Moreover, when we are exposed to the pool of objective data, we tend to focus on the data that confirms our opinions and biases, and ignore the data that refutes them. For example, if one adopts liberal political views, they are likely to gravitate toward liberal talk shows and newspapers. If they have a negative view of a colleague, they are likely to notice the bad qualities and behaviors. Similarly, if they have a positive view, they are likely to extend the benefit of the doubt or assume a positive interpretation.
Argyris points out that when people disagree, they tend to discuss things at the top rung, conclusions. His advice is to compare the different rungs of the parties and unpack each party’s thinking – their data, interpretations, and conclusions. When we disagree, we should ask questions that expose the other party’s Ladder and advocate in a way that reveals our own.
Referring back to the example of you and your colleague emerging from a client meeting, you might ask your colleague, “What did you see or hear that makes you think that the client is going to use our services (what is your observable data)?” Your colleague might tell you that she noticed that everyone came on time, that nobody left early, that no objections were raised, and that people were nodding their heads (to each other, whenever you faced the presentation screen and had your back to the audience). When asked how she interprets that data, she might say, “Coming on time shows that they took our meeting seriously, remaining in the meeting indicates that they thought we are relevant, a lack of objections implies understanding and agreement, and nodding is indicative of being impressed.” Now that you’ve heard the lower rungs of their Ladder, it’s no surprise that your colleague concludes, “They are going to use our services.”

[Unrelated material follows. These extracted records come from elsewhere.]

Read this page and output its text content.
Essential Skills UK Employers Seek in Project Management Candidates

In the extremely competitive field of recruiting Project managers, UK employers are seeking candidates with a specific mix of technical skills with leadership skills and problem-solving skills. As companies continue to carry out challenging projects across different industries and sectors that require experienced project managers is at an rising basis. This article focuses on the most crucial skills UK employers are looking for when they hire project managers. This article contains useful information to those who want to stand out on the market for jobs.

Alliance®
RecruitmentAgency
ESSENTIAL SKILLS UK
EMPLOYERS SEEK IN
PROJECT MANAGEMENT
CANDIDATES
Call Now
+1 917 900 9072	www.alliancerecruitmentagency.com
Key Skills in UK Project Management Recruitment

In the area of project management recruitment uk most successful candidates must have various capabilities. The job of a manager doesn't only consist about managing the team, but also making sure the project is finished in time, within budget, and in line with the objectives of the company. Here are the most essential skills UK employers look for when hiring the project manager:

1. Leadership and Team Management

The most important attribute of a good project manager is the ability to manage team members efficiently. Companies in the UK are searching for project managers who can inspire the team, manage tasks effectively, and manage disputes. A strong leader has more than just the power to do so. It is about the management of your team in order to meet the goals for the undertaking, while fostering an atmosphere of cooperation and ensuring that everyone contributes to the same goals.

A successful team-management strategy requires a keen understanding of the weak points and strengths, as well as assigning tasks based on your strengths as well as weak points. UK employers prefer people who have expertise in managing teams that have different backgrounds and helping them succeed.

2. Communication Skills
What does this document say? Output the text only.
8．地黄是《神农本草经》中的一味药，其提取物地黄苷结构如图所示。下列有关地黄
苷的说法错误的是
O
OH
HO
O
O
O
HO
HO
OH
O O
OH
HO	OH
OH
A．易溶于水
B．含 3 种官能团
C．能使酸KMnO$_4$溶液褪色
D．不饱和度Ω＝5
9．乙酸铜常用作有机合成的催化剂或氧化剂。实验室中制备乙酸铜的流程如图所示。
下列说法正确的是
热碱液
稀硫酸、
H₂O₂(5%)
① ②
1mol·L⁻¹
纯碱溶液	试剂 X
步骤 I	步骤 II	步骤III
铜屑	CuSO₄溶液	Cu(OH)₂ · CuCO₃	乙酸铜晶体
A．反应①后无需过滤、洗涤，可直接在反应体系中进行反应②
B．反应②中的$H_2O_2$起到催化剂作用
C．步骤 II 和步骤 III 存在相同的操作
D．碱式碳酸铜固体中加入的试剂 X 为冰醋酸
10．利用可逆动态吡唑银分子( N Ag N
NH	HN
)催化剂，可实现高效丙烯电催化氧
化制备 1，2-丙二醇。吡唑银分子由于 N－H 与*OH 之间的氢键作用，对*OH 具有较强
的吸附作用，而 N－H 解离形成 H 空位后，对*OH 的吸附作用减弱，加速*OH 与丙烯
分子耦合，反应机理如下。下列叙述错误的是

You now share your observed data: none of the attendees control a budget, some people in the back were fidgeting, and the company is Japanese. You explain to your colleague how you interpret your data – the absence of people that control a budget means that a prospect doesn’t take a meeting seriously, fidgeting is a sign of disinterest, and in Japanese culture nodding and not interrupting doesn’t necessarily imply agreement. And, you explain that, in light of these observations, you had concluded that the client isn’t interested in your company’s services.
Using the Ladder of Inference doesn’t point to who is right and who is wrong, per se. Instead, it surfaces important data that either party might have overlooked (e.g., you weren’t aware that people were nodding to each other when your back was turned, your colleague wasn’t familiar with Japanese culture) and allows for new, and perhaps shared interpretations and conclusions. Similarly, using the Ladder of Inference helps one become more aware of one’s own thinking and reasoning, through reflection.
Needless to say, using the Ladder of Inference in conversation can be challenging. For example, when a “fact” seems especially self-evident, be careful – regardless of how obvious it seems, it should be verified by more than one person’s observation or by a technological record (a tape recording or photograph). Otherwise, you are vulnerable to different interpretations and conclusions.
Integrated into team practice, the Ladder of Inference becomes a very healthy tool. In the words of Peter Senge, “There’s something exhilarating about showing other people the links of your reasoning. They may or may not agree with you, but they can see how you got there. And you’re often surprised, yourself, to see how you got there, once you trace out the links.”